Sono state ispezionate dalle direzioni provinciali del lavoro oltre 6.500 aziende: esse rappresentano solo il 13% delle imprese con almeno un dipendente. Di queste 6.500 aziende, 3.858 sono irregolari; su 23.055 addetti, il conteggio degli irregolari supera quota 10.000, e 1.747, cioè il 17,4%, sono lavoratori completamente in nero.

Per quanto riguarda la spiaggia di velluto, in base ai dati elaborati dal Ciof di Senigallia, le persone in stato di disoccupazione, compresi i disoccupati di lunga durata, sono 5.726 nel 2011 contro i 5.374 del 2010 ed i 4.680 del 2009.

Cresce nel contempo – man mano che ci si avvicina alla bella stagione – il numero degli avviamenti al lavoro: considerazione quasi ovvia data la stagionalità della gran parte delle occupazioni tipiche del settore turistico, con un aumento drastico del ricorso ai cosiddetti contratti atipici, come il lavoro a chiamata che sta soppiantando il contratto a tempo determinato.
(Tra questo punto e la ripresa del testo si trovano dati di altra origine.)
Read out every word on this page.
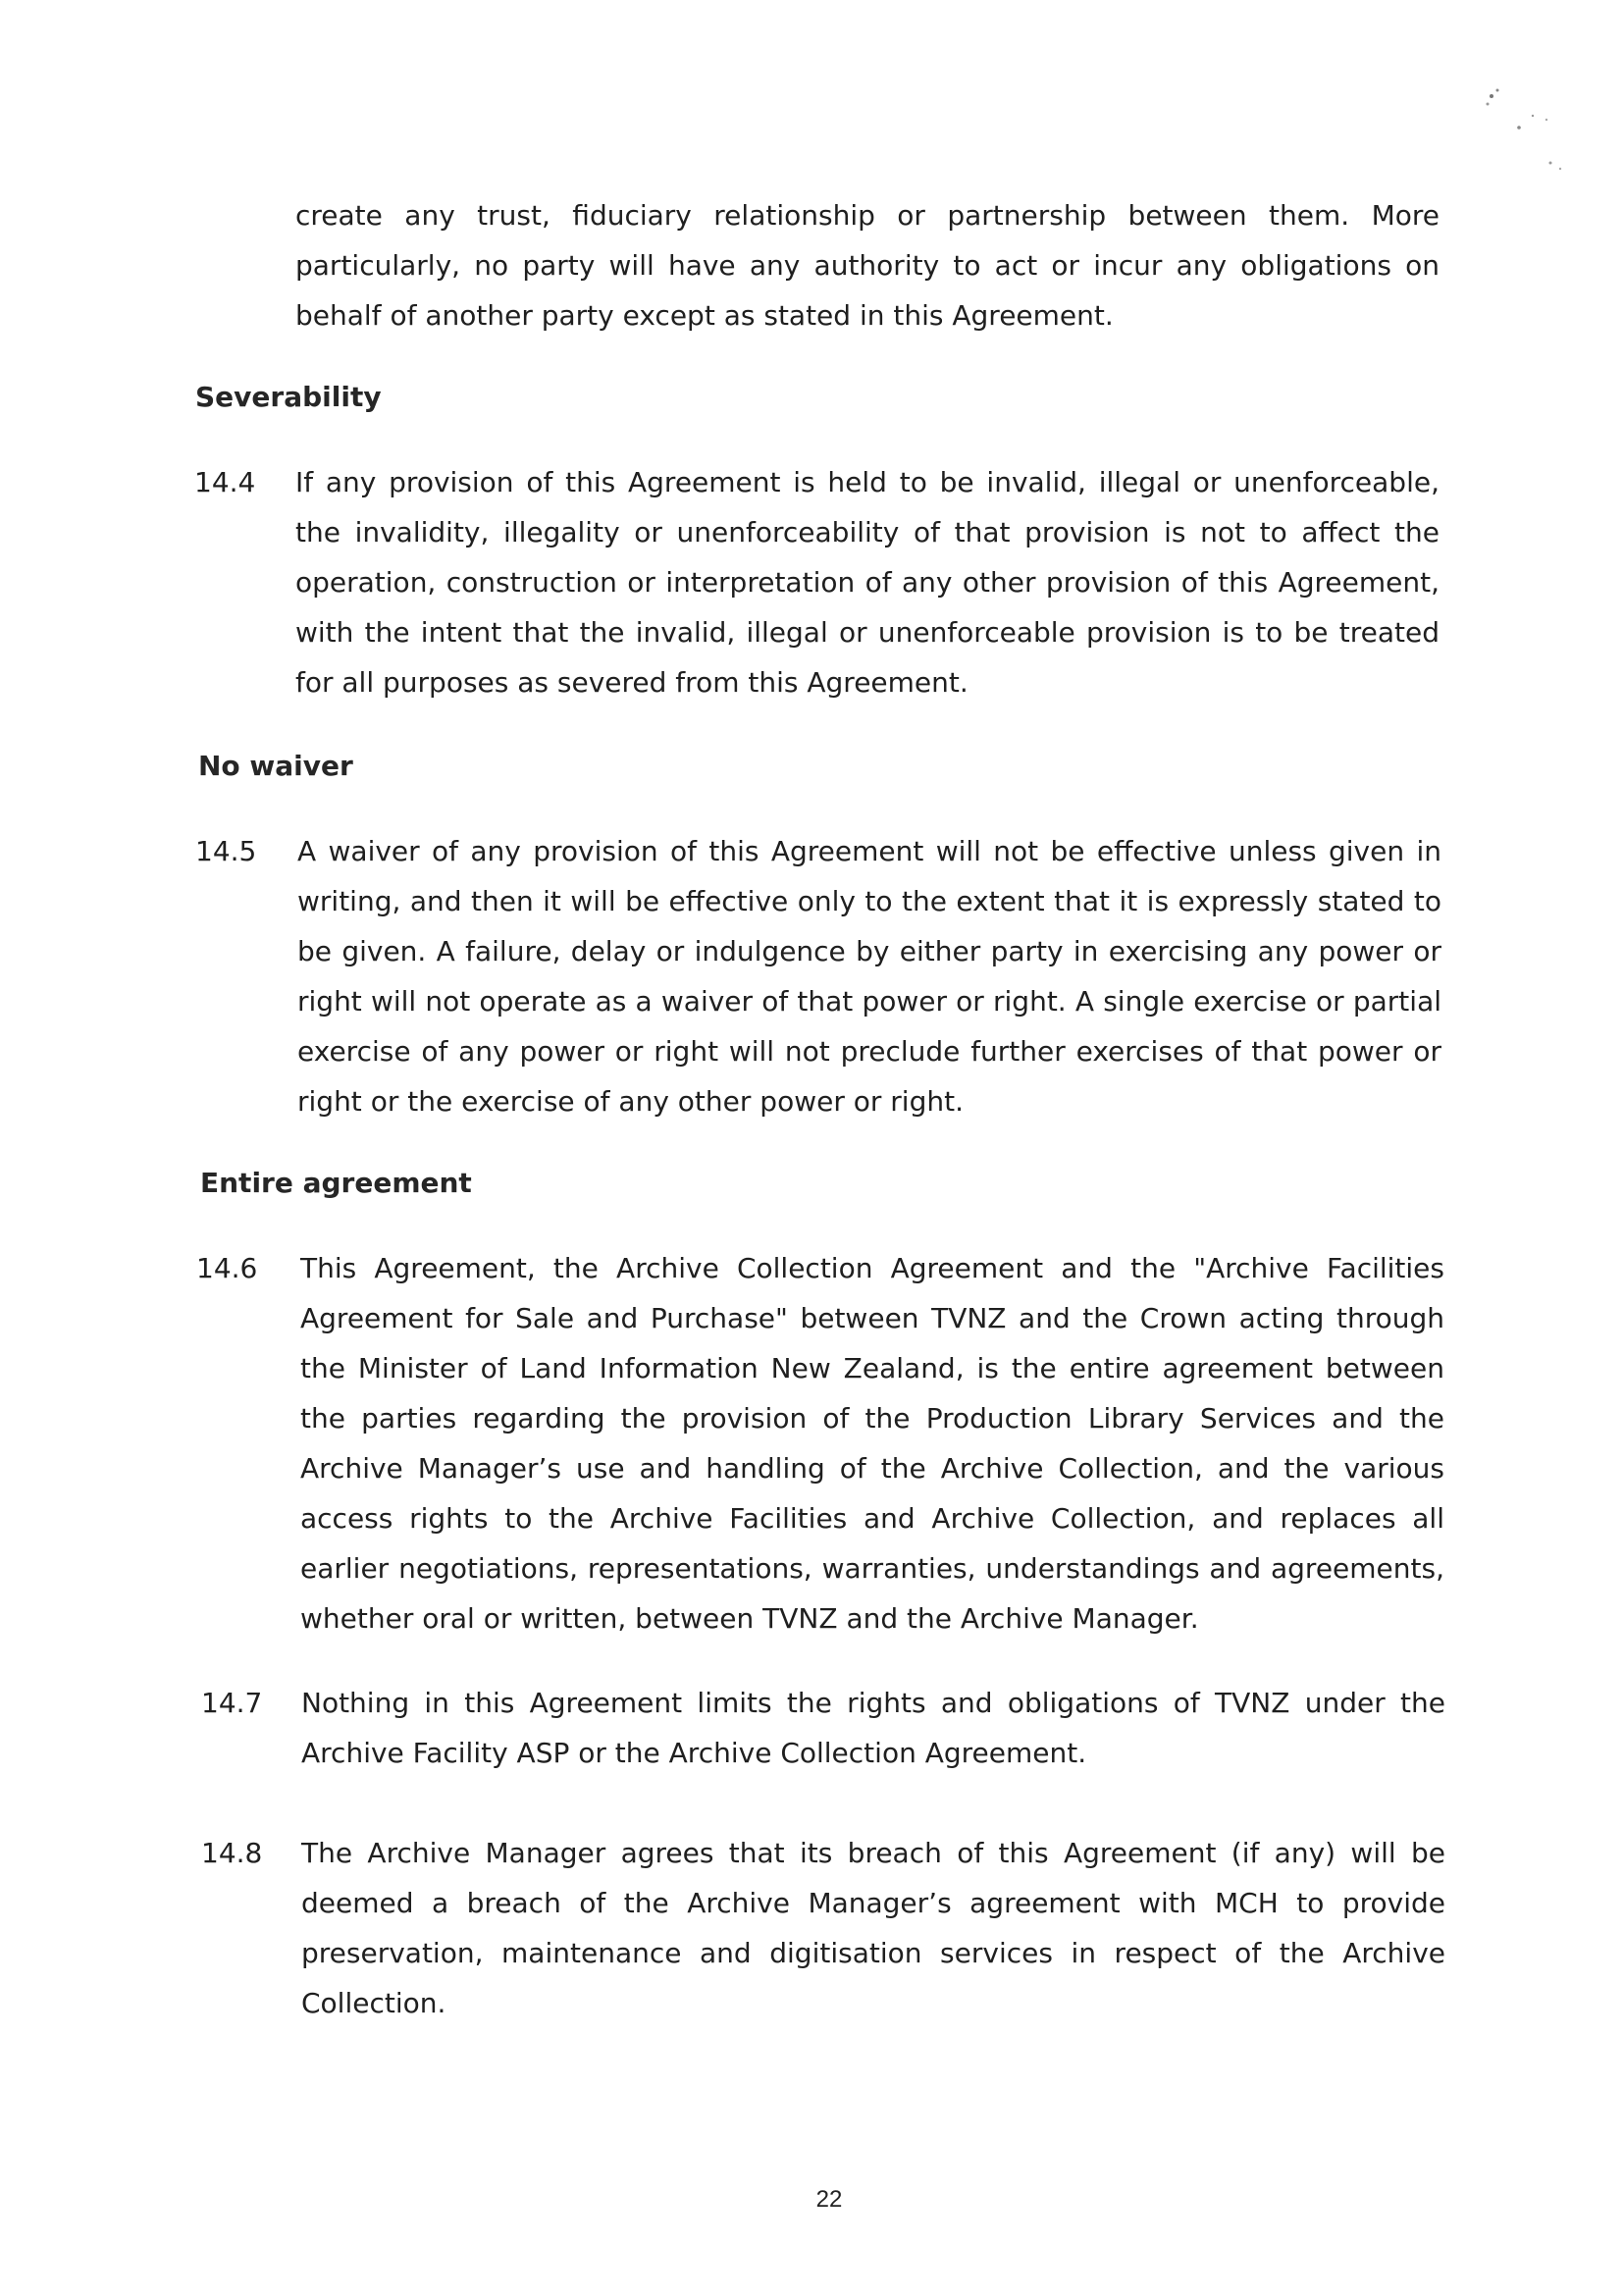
create any trust, fiduciary relationship or partnership between them. More particularly, no party will have any authority to act or incur any obligations on behalf of another party except as stated in this Agreement.
Severability
14.4 If any provision of this Agreement is held to be invalid, illegal or unenforceable, the invalidity, illegality or unenforceability of that provision is not to affect the operation, construction or interpretation of any other provision of this Agreement, with the intent that the invalid, illegal or unenforceable provision is to be treated for all purposes as severed from this Agreement.
No waiver
14.5 A waiver of any provision of this Agreement will not be effective unless given in writing, and then it will be effective only to the extent that it is expressly stated to be given. A failure, delay or indulgence by either party in exercising any power or right will not operate as a waiver of that power or right. A single exercise or partial exercise of any power or right will not preclude further exercises of that power or right or the exercise of any other power or right.
Entire agreement
14.6 This Agreement, the Archive Collection Agreement and the "Archive Facilities Agreement for Sale and Purchase" between TVNZ and the Crown acting through the Minister of Land Information New Zealand, is the entire agreement between the parties regarding the provision of the Production Library Services and the Archive Manager’s use and handling of the Archive Collection, and the various access rights to the Archive Facilities and Archive Collection, and replaces all earlier negotiations, representations, warranties, understandings and agreements, whether oral or written, between TVNZ and the Archive Manager.
14.7 Nothing in this Agreement limits the rights and obligations of TVNZ under the Archive Facility ASP or the Archive Collection Agreement.
14.8 The Archive Manager agrees that its breach of this Agreement (if any) will be deemed a breach of the Archive Manager’s agreement with MCH to provide preservation, maintenance and digitisation services in respect of the Archive Collection.
22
E questo nella migliore delle ipotesi: cioè quando il lavoratore, che presta per la maggior parte dei casi una prestazione continuativa, viene in qualche modo registrato, anche se per un numero decisamente inferiore di presenze rispetto a quelle realmente effettuate.
Il resto è tutto lavoro nero che fatica ad emergere, come dimostrano i dati Cgil su scala regionale.